Colombia

Entre tensiones y decisiones clave: el futuro incierto de los diálogos con la CNEB

La reciente reunión entre delegados del Gobierno Nacional y la Coordinadora Nacional Ejército Bolivariano (CNEB), facción asociada a la Segunda Marquetalia, refleja las complejidades y contradicciones que atraviesa la política de “paz total” impulsada por el presidente Gustavo Petro. Aunque el proceso busca reducir la violencia mediante el diálogo, los hechos recientes evidencian que las negociaciones con grupos armados ilegales están lejos de ser lineales o exitosas.

El encuentro realizado los días 26 y 27 de marzo de 2026 permitió destrabar parcialmente una crisis que amenazaba con romper la mesa de conversaciones. La decisión de reanudar el séptimo ciclo de diálogos el 12 y 13 de abril en Tumaco, Nariño, demuestra que ambas partes aún consideran el diálogo como una vía válida. Sin embargo, este avance no puede interpretarse como un logro definitivo, sino como una pausa dentro de un proceso marcado por la desconfianza.

Uno de los principales focos de tensión ha sido el incumplimiento de compromisos relacionados con la creación de la Zona para la Capacitación Integral y Ubicación Temporal (ZUT) y el traslado de alias “Araña”, identificado como Geovanny Rojas, líder de los llamados “Comandos de Frontera”. La negativa del Gobierno a cumplir inicialmente con este traslado, pese a acuerdos previos, ha sido percibida por la CNEB como una falta de seriedad, lo que pone en entredicho la credibilidad estatal en la mesa de negociación.

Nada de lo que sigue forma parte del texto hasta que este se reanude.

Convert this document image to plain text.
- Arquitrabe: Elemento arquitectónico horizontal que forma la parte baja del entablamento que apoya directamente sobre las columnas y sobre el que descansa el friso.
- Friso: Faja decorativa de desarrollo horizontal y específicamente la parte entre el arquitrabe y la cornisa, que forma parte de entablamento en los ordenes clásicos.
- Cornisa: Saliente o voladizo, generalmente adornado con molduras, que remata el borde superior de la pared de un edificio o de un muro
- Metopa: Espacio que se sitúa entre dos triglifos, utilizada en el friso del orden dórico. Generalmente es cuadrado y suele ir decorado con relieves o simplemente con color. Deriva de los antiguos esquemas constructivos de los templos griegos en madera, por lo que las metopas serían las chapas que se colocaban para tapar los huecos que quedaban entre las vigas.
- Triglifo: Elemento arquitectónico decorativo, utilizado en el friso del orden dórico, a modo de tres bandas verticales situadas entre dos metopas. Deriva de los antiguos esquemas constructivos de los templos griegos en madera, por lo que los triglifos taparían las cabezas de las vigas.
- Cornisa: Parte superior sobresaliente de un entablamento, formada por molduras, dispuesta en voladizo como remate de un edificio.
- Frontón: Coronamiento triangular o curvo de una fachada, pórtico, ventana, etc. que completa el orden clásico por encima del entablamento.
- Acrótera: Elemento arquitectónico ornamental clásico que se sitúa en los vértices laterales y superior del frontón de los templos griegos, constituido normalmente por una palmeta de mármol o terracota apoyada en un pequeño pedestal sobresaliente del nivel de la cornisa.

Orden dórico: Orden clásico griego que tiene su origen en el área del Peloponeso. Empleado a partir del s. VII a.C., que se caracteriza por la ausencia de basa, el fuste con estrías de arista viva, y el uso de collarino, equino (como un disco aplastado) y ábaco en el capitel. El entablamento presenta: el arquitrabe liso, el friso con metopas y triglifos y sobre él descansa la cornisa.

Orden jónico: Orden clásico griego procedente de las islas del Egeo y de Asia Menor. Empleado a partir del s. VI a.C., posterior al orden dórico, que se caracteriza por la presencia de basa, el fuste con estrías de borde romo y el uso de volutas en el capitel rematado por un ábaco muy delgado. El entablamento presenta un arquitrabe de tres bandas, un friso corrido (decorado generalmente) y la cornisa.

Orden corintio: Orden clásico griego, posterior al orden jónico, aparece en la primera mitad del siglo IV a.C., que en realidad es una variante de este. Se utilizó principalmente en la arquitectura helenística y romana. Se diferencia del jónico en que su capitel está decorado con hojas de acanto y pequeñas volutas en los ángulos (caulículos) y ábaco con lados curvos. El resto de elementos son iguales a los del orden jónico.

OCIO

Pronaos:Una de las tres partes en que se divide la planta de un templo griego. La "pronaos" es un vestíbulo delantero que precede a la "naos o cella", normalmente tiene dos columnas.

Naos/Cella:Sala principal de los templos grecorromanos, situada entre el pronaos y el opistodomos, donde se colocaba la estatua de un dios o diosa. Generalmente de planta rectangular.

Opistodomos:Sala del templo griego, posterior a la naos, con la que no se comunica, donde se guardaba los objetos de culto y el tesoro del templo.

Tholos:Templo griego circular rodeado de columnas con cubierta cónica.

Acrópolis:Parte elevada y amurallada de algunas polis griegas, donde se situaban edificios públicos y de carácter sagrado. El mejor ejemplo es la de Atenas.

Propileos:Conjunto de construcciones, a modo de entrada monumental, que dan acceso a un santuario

Este episodio revela una dificultad estructural en los procesos de paz: el equilibrio entre el cumplimiento de compromisos políticos y las restricciones legales, judiciales e internacionales. En este caso, la posible extradición de “Araña” a Estados Unidos introduce un elemento adicional de complejidad, ya que cualquier decisión debe considerar no solo los acuerdos de la mesa, sino también las obligaciones del Estado colombiano en materia de cooperación judicial internacional.

El hecho de que la decisión final recaiga en Gustavo Petro subraya el carácter político del proceso. Más allá de los equipos negociadores, es el jefe de Estado quien debe asumir el costo —y la responsabilidad— de optar entre mantener la coherencia de la política de paz o responder a presiones legales y diplomáticas. Esta disyuntiva pone en evidencia que la “paz total” no es solo una estrategia de seguridad, sino también una apuesta política de alto riesgo.

A esto se suma el impacto de hechos de violencia como el asesinato de Alexander Rondón, uno de los voceros de la organización, que debilitó la confianza entre las partes y mostró la fragilidad del proceso. Estos eventos no solo afectan la dinámica interna de los grupos armados, sino que también envían señales negativas sobre la viabilidad de avanzar hacia acuerdos sostenibles.

En este contexto, afirmar que la política de “paz total” es un fracaso absoluto puede resultar apresurado. Si bien enfrenta serios obstáculos, también ha logrado mantener abiertos canales de diálogo en escenarios donde antes predominaba exclusivamente la confrontación armada. El verdadero desafío radica en transformar esos diálogos en resultados concretos que reduzcan la violencia y fortalezcan la presencia del Estado en los territorios.

En conclusión, la reanudación de los diálogos con la CNEB es una muestra de persistencia, pero también de las profundas dificultades que enfrenta el proceso de paz en Colombia. La decisión sobre alias “Araña” será un punto de inflexión que podría definir el rumbo de estas negociaciones. Más allá del desenlace, queda claro que la construcción de paz exige coherencia, cumplimiento y una capacidad real de articular los intereses políticos, legales y sociales en juego.